Moving from a town like Boulder to a city like Istanbul is probably one of the biggest shifts that I could possibly have gone for. Boulder is relatively small (~120,000 people including students) and the city is very much meant to be experienced outdoors. There are parks everywhere, tons of green, not to mention the mountains butting up to us. The wide open spaces of home are a luxury, and of course, you never what you have until it is gone.
Istanbul, in contrast, is a city of nearly 15 million (about 3x the size of the state of Colorado) that has exploded in the last 50 years into the worlds 2nd largest city. Partially due to this nuclear growth rate, and partially due to short-sighted city planning, the roads have become congested to the gills. Traffic in Istanbul is awful, and it is often faster to walk than it is to drive, ever over great distances.

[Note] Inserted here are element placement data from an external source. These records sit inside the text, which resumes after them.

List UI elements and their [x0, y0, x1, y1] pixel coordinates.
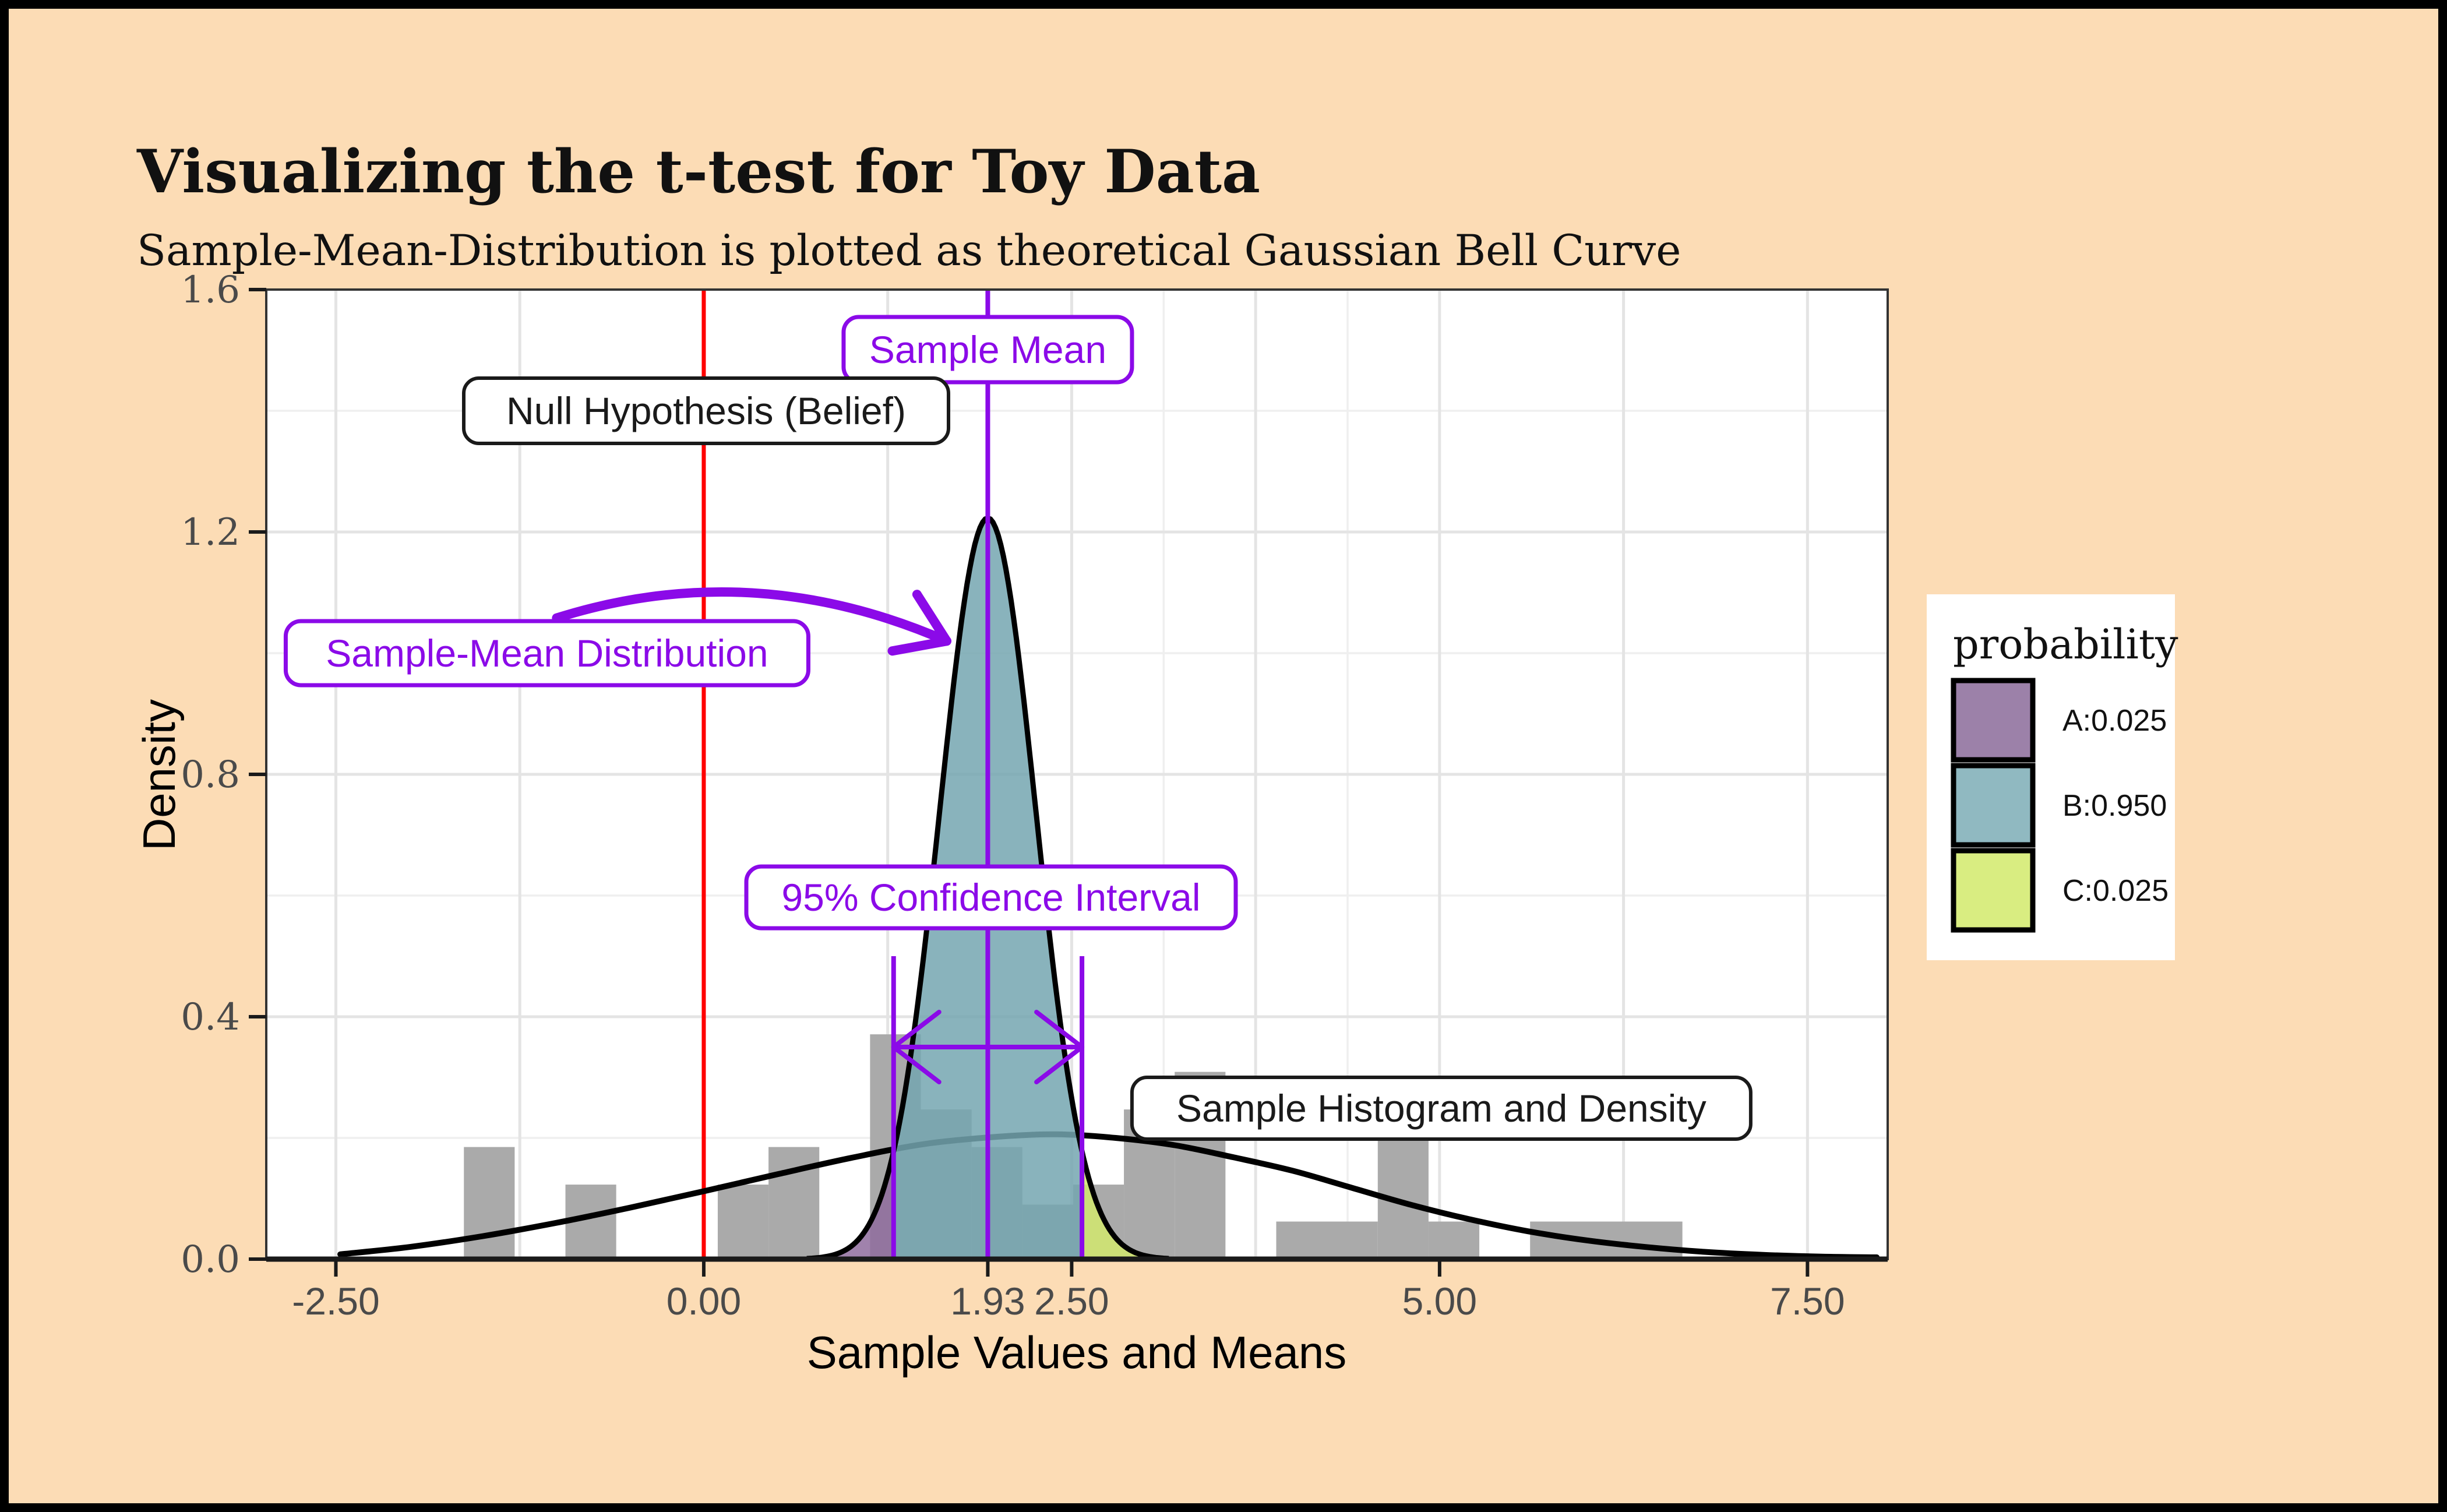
- ci-arrowhead: [891, 1045, 942, 1084]
- sample-histogram-label-box: [1130, 1076, 1753, 1141]
- confidence-interval-label: 95% Confidence Interval: [744, 864, 1238, 931]
- pointer-arrow-shaft: [552, 587, 951, 646]
- bell-region-C: [1082, 1151, 1169, 1259]
- plot-area: Sample Mean Null Hypothesis (Belief) Sampl…: [181, 269, 1889, 1323]
- y-axis-title: Density: [133, 699, 185, 851]
- x-tick-label: 0.00: [667, 1280, 741, 1323]
- x-tick-label: 5.00: [1402, 1280, 1477, 1323]
- sample-mean-distribution-label-text: Sample-Mean Distribution: [326, 632, 768, 675]
- sample-histogram-label: Sample Histogram and Density: [1130, 1076, 1753, 1141]
- legend-swatch-1: [1951, 678, 2036, 763]
- histogram-bar: [464, 1147, 515, 1259]
- legend: probability A:0.025 B:0.950 C:0.025: [1927, 594, 2178, 960]
- y-tick-label: 0.0: [181, 1238, 240, 1281]
- null-hypothesis-label-text: Null Hypothesis (Belief): [506, 389, 906, 432]
- x-tick-label: 7.50: [1770, 1280, 1845, 1323]
- chart-subtitle: Sample-Mean-Distribution is plotted as t…: [137, 226, 1681, 276]
- y-tick-label: 1.2: [181, 511, 240, 554]
- null-hypothesis-label-box: [461, 376, 950, 445]
- confidence-interval-label-box: [744, 864, 1238, 931]
- chart-title: Visualizing the t-test for Toy Data: [136, 137, 1260, 207]
- sample-mean-label-text: Sample Mean: [869, 328, 1106, 371]
- x-tick-label: 2.50: [1034, 1280, 1109, 1323]
- x-tick-label: -2.50: [292, 1280, 379, 1323]
- sample-mean-distribution-label-box: [283, 619, 810, 688]
- y-tick-label: 1.6: [181, 269, 240, 312]
- histogram-bar: [717, 1185, 769, 1259]
- y-tick-label: 0.8: [181, 753, 240, 796]
- legend-swatch-2: [1951, 763, 2036, 848]
- null-hypothesis-label: Null Hypothesis (Belief): [461, 376, 950, 445]
- confidence-interval-label-text: 95% Confidence Interval: [781, 876, 1200, 919]
- sample-histogram-label-text: Sample Histogram and Density: [1176, 1087, 1706, 1130]
- sample-mean-distribution-label: Sample-Mean Distribution: [283, 619, 810, 688]
- y-tick-label: 0.4: [181, 996, 240, 1039]
- sample-density-curve: [337, 1131, 1880, 1260]
- pointer-arrowhead: [887, 636, 951, 656]
- x-axis-title: Sample Values and Means: [807, 1327, 1346, 1378]
- histogram-bar: [1276, 1221, 1378, 1259]
- ci-arrowhead: [1034, 1010, 1085, 1049]
- sample-mean-label: Sample Mean: [841, 315, 1134, 385]
- bell-region-A: [806, 1151, 894, 1259]
- ci-arrowhead: [891, 1010, 942, 1049]
- legend-label-3: C:0.025: [2062, 874, 2169, 908]
- legend-label-1: A:0.025: [2062, 704, 2167, 738]
- legend-swatch-3: [1951, 848, 2036, 933]
- sample-mean-label-box: [841, 315, 1134, 385]
- x-tick-label: 1.93: [950, 1280, 1025, 1323]
- ci-arrowhead: [1034, 1045, 1085, 1084]
- legend-label-2: B:0.950: [2062, 789, 2167, 823]
- legend-title: probability: [1953, 621, 2178, 668]
- histogram-bar: [1428, 1221, 1480, 1259]
- pointer-arrowhead: [912, 590, 951, 646]
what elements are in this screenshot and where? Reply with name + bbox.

And while Istanbul does have some very nice parks, they are relatively few, and not necessarily easy to get to, so for an active person like myself, I have had to find new creative ways of getting out. Lately I have discovered a very nice path that runs right along the Bosphorus Strait into the northern part of the city. However, getting down to the path can be tricky. I generally have to battle cars and jockey for position on the road, because much of the sidewalk looks like they were dismembered brick by brick. I try and make a game of it though. It's like real life Frogger, with real life 18-wheelers.
Despite battling the traffic, the view makes it all worth it.
But, if I time it right, I can avoid the traffic and the run really is quite nice. The local fisherman along the path are beginning to recognize me, and sometimes I will get a few stray dogs that run along side me.
Some of the local fisherman who will occasionally nod at me. It makes me feel like a local.
One of my canine jogging companions. This guy made it almost 10km with me.
I have also created my own route through the old city. On the weekends it is overcrowded with tourists, but if I go towards the end of the day I can make the jog easily, and pass by some serious historical landmarks along the way. In about an hour I can pass the Spice Bazaar, the Sultanahmet Mosque, the Blue Mosque, the Hagia Sophia, and if I'm still feeling good enough I can make it into the gardens at Topkapi Palace. This is a longer run, and I actually have to catch a bus into the old city (I know that's super lame, trust me, I had to get past with some serious personal qualms to convince myself that it was OK to catch a bus to go on a jog).
This is the Sultanahmet Mosque. It is pretty nice backdrop for a jog.
At any rate, I'm still getting accustomed to life in a new place, without all of the wonderful outdoors that Boulder has to offer, but I think I'm fairing well.